Effective date -- 1998 c 213: "This act takes effect January 1, 1999." [1998 c 213 § 9.]
Effective date -- 1998 c 209: "This act takes effect January 1, 1999." [1998 c 209 § 6.]
Effective date -- 1998 c 207: See note following RCW 46.61.5055.
Intent -- Construction -- Effective date -- 1998 c 41: See notes following RCW 46.20.265.
Severability -- 1995 c 332: "If any provision of this act or its application to any person or circumstance is held invalid, the remainder of the act or the application of the provision to other persons or circumstances is not affected." [1995 c 332 § 23.]

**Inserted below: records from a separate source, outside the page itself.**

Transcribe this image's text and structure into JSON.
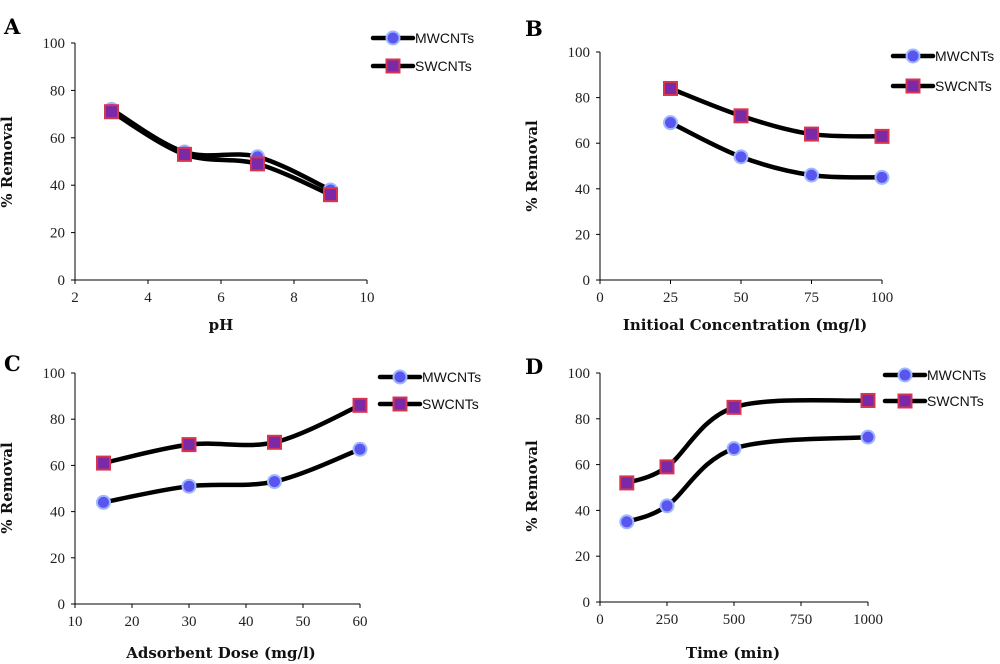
{
  "chart_data": [
    {
      "type": "line",
      "panel_label": "A",
      "xlabel": "pH",
      "ylabel": "% Removal",
      "xlim": [
        2,
        10
      ],
      "ylim": [
        0,
        100
      ],
      "x_ticks": [
        2,
        4,
        6,
        8,
        10
      ],
      "y_ticks": [
        0,
        20,
        40,
        60,
        80,
        100
      ],
      "x_tick_labels": [
        "2",
        "4",
        "6",
        "8",
        "10"
      ],
      "y_tick_labels": [
        "0",
        "20",
        "40",
        "60",
        "80",
        "100"
      ],
      "legend_position": "top-right",
      "series": [
        {
          "name": "MWCNTs",
          "marker": "circle",
          "x": [
            3,
            5,
            7,
            9
          ],
          "y": [
            72,
            54,
            52,
            38
          ]
        },
        {
          "name": "SWCNTs",
          "marker": "square",
          "x": [
            3,
            5,
            7,
            9
          ],
          "y": [
            71,
            53,
            49,
            36
          ]
        }
      ]
    },
    {
      "type": "line",
      "panel_label": "B",
      "xlabel": "Initioal Concentration (mg/l)",
      "ylabel": "% Removal",
      "xlim": [
        0,
        100
      ],
      "ylim": [
        0,
        100
      ],
      "x_ticks": [
        0,
        25,
        50,
        75,
        100
      ],
      "y_ticks": [
        0,
        20,
        40,
        60,
        80,
        100
      ],
      "x_tick_labels": [
        "0",
        "25",
        "50",
        "75",
        "100"
      ],
      "y_tick_labels": [
        "0",
        "20",
        "40",
        "60",
        "80",
        "100"
      ],
      "legend_position": "top-right",
      "series": [
        {
          "name": "MWCNTs",
          "marker": "circle",
          "x": [
            25,
            50,
            75,
            100
          ],
          "y": [
            69,
            54,
            46,
            45
          ]
        },
        {
          "name": "SWCNTs",
          "marker": "square",
          "x": [
            25,
            50,
            75,
            100
          ],
          "y": [
            84,
            72,
            64,
            63
          ]
        }
      ]
    },
    {
      "type": "line",
      "panel_label": "C",
      "xlabel": "Adsorbent Dose (mg/l)",
      "ylabel": "% Removal",
      "xlim": [
        10,
        60
      ],
      "ylim": [
        0,
        100
      ],
      "x_ticks": [
        10,
        20,
        30,
        40,
        50,
        60
      ],
      "y_ticks": [
        0,
        20,
        40,
        60,
        80,
        100
      ],
      "x_tick_labels": [
        "10",
        "20",
        "30",
        "40",
        "50",
        "60"
      ],
      "y_tick_labels": [
        "0",
        "20",
        "40",
        "60",
        "80",
        "100"
      ],
      "legend_position": "top-right",
      "series": [
        {
          "name": "MWCNTs",
          "marker": "circle",
          "x": [
            15,
            30,
            45,
            60
          ],
          "y": [
            44,
            51,
            53,
            67
          ]
        },
        {
          "name": "SWCNTs",
          "marker": "square",
          "x": [
            15,
            30,
            45,
            60
          ],
          "y": [
            61,
            69,
            70,
            86
          ]
        }
      ]
    },
    {
      "type": "line",
      "panel_label": "D",
      "xlabel": "Time (min)",
      "ylabel": "% Removal",
      "xlim": [
        0,
        1000
      ],
      "ylim": [
        0,
        100
      ],
      "x_ticks": [
        0,
        250,
        500,
        750,
        1000
      ],
      "y_ticks": [
        0,
        20,
        40,
        60,
        80,
        100
      ],
      "x_tick_labels": [
        "0",
        "250",
        "500",
        "750",
        "1000"
      ],
      "y_tick_labels": [
        "0",
        "20",
        "40",
        "60",
        "80",
        "100"
      ],
      "legend_position": "top-right",
      "series": [
        {
          "name": "MWCNTs",
          "marker": "circle",
          "x": [
            100,
            250,
            500,
            1000
          ],
          "y": [
            35,
            42,
            67,
            72
          ]
        },
        {
          "name": "SWCNTs",
          "marker": "square",
          "x": [
            100,
            250,
            500,
            1000
          ],
          "y": [
            52,
            59,
            85,
            88
          ]
        }
      ]
    }
  ],
  "colors": {
    "line": "#000000",
    "circle_fill": "#5b55f0",
    "circle_edge": "#9db8ff",
    "square_fill": "#7a2aa6",
    "square_edge": "#d8344f"
  }
}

Effective dates -- 1995 c 332: "This act shall take effect September 1, 1995, except for sections 13 and 22 of this act which are necessary for the immediate preservation of the public peace, health, or safety, or support of the state government and its existing public institutions, and shall take effect immediately [May 11, 1995]." [1995 c 332 § 24.]
Short title -- Effective date -- 1994 c 275: See notes following RCW 46.04.015.
Effective dates -- 1985 c 407: See note following RCW 46.04.480.
Legislative finding, intent -- 1983 c 165: "The legislature finds that previous attempts to curtail the incidence of driving while intoxicated have been inadequate. The legislature further finds that property loss, injury, and death caused by drinking drivers have reached unacceptable levels. This act is intended to convey the seriousness with which the legislature views this problem. To that end the legislature seeks to insure swift and certain punishment for those who drink and drive. The legislature does not intend to discourage or deter courts and other agencies from directing or providing treatment for problem drinkers. However, it is the intent that such treatment, where appropriate, be in addition to and not in lieu of the sanctions to be applied to all those convicted of driving while intoxicated." [1983 c 165 § 44.]
Effective dates -- 1983 c 165: "Sections 2, 3 through 12, 14, 16, 18, 22, 24, and 26 of chapter 165, Laws of 1983 shall take effect on January 1, 1986. The remainder of chapter 165, Laws of 1983 is necessary for the immediate preservation of the public peace, health, and safety, the support of the state government and its existing public institutions, and shall take effect on July 1, 1983. The director of licensing may immediately take such steps as are necessary to insure that all sections of chapter 165, Laws of 1983 are implemented on their respective effective dates." [1984 c 219 § 1; 1983 c 165 § 47.]
Severability -- 1983 c 165: "If any provision of this act or its application to any person or circumstance is held invalid, the remainder of the act or the application of the provision to other persons or circumstances is not affected." [1983 c 165 § 48.]
Severability -- 1979 ex.s. c 176: See note following RCW 46.61.502.
Effective date -- Severability -- 1979 ex.s. c 136: See notes following RCW 46.63.010.
Severability, implied consent law -- 1969 c 1: See RCW 46.20.911.
Liability of medical personnel withdrawing blood: RCW 46.61.508.
Refusal of test -- Admissibility as evidence: RCW 46.61.517.